Comment by 9rx

Comment by 9rx 12 hours ago

14 replies

> When using a pen you become a poet ?

No. By definition, a poet writes poems. Not all pen use leads to poems.

By definition, engineers build systems. What else can you do with code (and LLMs; same thing) other than build systems?

lm28469 12 hours ago

idk man, plenty of people have "ai" gf/bf/therapist, ask "ai" for vacation trip ideas, recipes, gym workouts, &c. I wouldn't even be surprised if most tokens were used on non software engineering tasks.

I have a zombie developer, coder, idk how to call them, in my team who doesn't talk to anyone, writes shit tier PRs and spends all day long talking to chatgpt. They're a prompter, a chatter, a waste of money, but certainly not an engineer

QuercusMax 12 hours ago

You can make a lot of slop of all different sorts with LLMs. That has very little in common with building systems.

  • 9rx 12 hours ago

    "Slop" suggests that the only difference is in quality, but the definition of engineer says nothing of quality.

    Perhaps you might consider using an LLM to build a system that creates a response that is more coherent?

    • lm28469 12 hours ago

      > the definition of engineer says nothing of quality

      The definition you used makes someone who maintain a twitter account or use a coffee machine an "engineer"... everyone is an engineer by that definition really

      • 9rx 10 hours ago

        It's not just the definition I use, it is the most common definition people use according to the records we keep.

        And yes, someone who builds a system to generate Twitter content or maintains a coffee machine are definitely engineers.

        Professional engineering societies don't like that fact and often try to usurp the term for their own financial gain, but that's not how English works. Definitions derive from use, not what a small group of people wish were so, and the record that keeps track of use is abundantly clear how the word is most commonly used.

      • [removed] 12 hours ago
        [deleted]
    • QuercusMax 12 hours ago

      Slop doesn't suggest the difference is only in quality, but also in form. Words have meanings, ya know?

      I can have an LLM generate me code-like text all day long, but that doesn't means it's building a system. Just like I can eat Chicken McNuggets all day long, but that doesn't mean I'm eating a roast chicken.

      • 9rx 12 hours ago

        > I can have an LLM generate me code-like text all day long, but that doesn't means it's building a system.

        I don't follow. An LLM doesn't magically output code-like text, or anything else for that matter, on a whim. You have to build a system that describes your intent to the machine. Only then might it output code-like text, if that's what your system describes. It's not the execution of your code that makes you an engineer. It's building a system that can be executed in the first place that makes you a (software) engineer.

    • hitarpetar 10 hours ago

      wow epic comeback man can you share the prompt you used to generate it?

      • 9rx 8 hours ago

        I'm told you don't need to build a prompt. That would be engineering, which apparently isn't involved in the use of LLMs.

guywithahat 11 hours ago

In mechanical engineering you can be an engineer or a mechanic, or other things (like a hobbies or different degrees of casual work), and they're no interchangeable.

I think being an engineer implies it's a profession you've trained in and you're implementing the science behind it in a practical manor in some capacity (like a computer scientist studies computers, a computer engineer implements and builds the systems based upon this science).

  • 9rx 7 hours ago

    > In mechanical engineering you can be an engineer or a mechanic, or other things

    Sure. While some mechanics may sometimes find themselves having to design things to carry out their work (in which case they would be engineers during that time), generally speaking mechanics carry out the physical replacement of what engineers have already designed. They are not designing things themselves.

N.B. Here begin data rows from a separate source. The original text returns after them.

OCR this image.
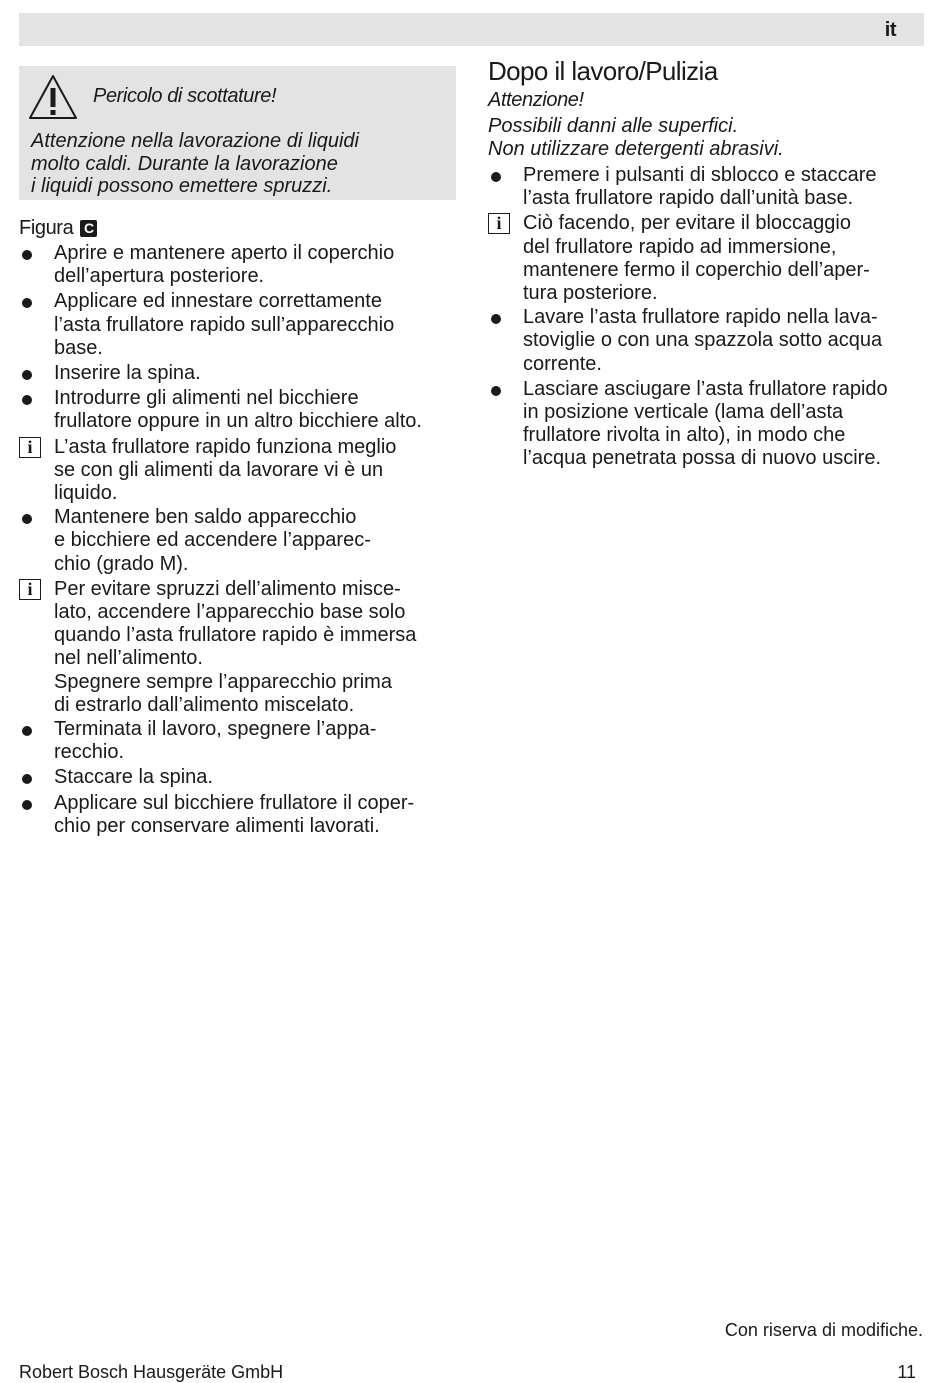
it
Pericolo di scottature!
Attenzione nella lavorazione di liquidi
molto caldi. Durante la lavorazione
i liquidi possono emettere spruzzi.
Figura C
Aprire e mantenere aperto il coperchio
dell’apertura posteriore.
Applicare ed innestare correttamente
l’asta frullatore rapido sull’apparecchio
base.
Inserire la spina.
Introdurre gli alimenti nel bicchiere
frullatore oppure in un altro bicchiere alto.
i	L’asta frullatore rapido funziona meglio
se con gli alimenti da lavorare vi è un
liquido.
Mantenere ben saldo apparecchio
e bicchiere ed accendere l’apparec-
chio (grado M).
i	Per evitare spruzzi dell’alimento misce-
lato, accendere l’apparecchio base solo
quando l’asta frullatore rapido è immersa
nel nell’alimento.
Spegnere sempre l’apparecchio prima
di estrarlo dall’alimento miscelato.
Terminata il lavoro, spegnere l’appa-
recchio.
Staccare la spina.
Applicare sul bicchiere frullatore il coper-
chio per conservare alimenti lavorati.
Dopo il lavoro/Pulizia
Attenzione!
Possibili danni alle superfici.
Non utilizzare detergenti abrasivi.
Premere i pulsanti di sblocco e staccare
l’asta frullatore rapido dall’unità base.
i	Ciò facendo, per evitare il bloccaggio
del frullatore rapido ad immersione,
mantenere fermo il coperchio dell’aper-
tura posteriore.
Lavare l’asta frullatore rapido nella lava-
stoviglie o con una spazzola sotto acqua
corrente.
Lasciare asciugare l’asta frullatore rapido
in posizione verticale (lama dell’asta
frullatore rivolta in alto), in modo che
l’acqua penetrata possa di nuovo uscire.
Con riserva di modifiche.
Robert Bosch Hausgeräte GmbH	11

    But there is no mechanic analog in computing. At least there isn't a human mechanic analog. One is always operating at the design level, regardless of whether the design is written in C, Rust, or natural language. All the engineering-adjacent work you find in other engineering disciplines is done by the computer in the software realm.

    > I think being an engineer implies it's a profession you've trained in and you're implementing the science behind it in a practical manor in some capacity

    That's what "professional engineer" implies, but we're talking about "engineer". There is no such connotations in the word engineer alone, hence the existence of the PE term.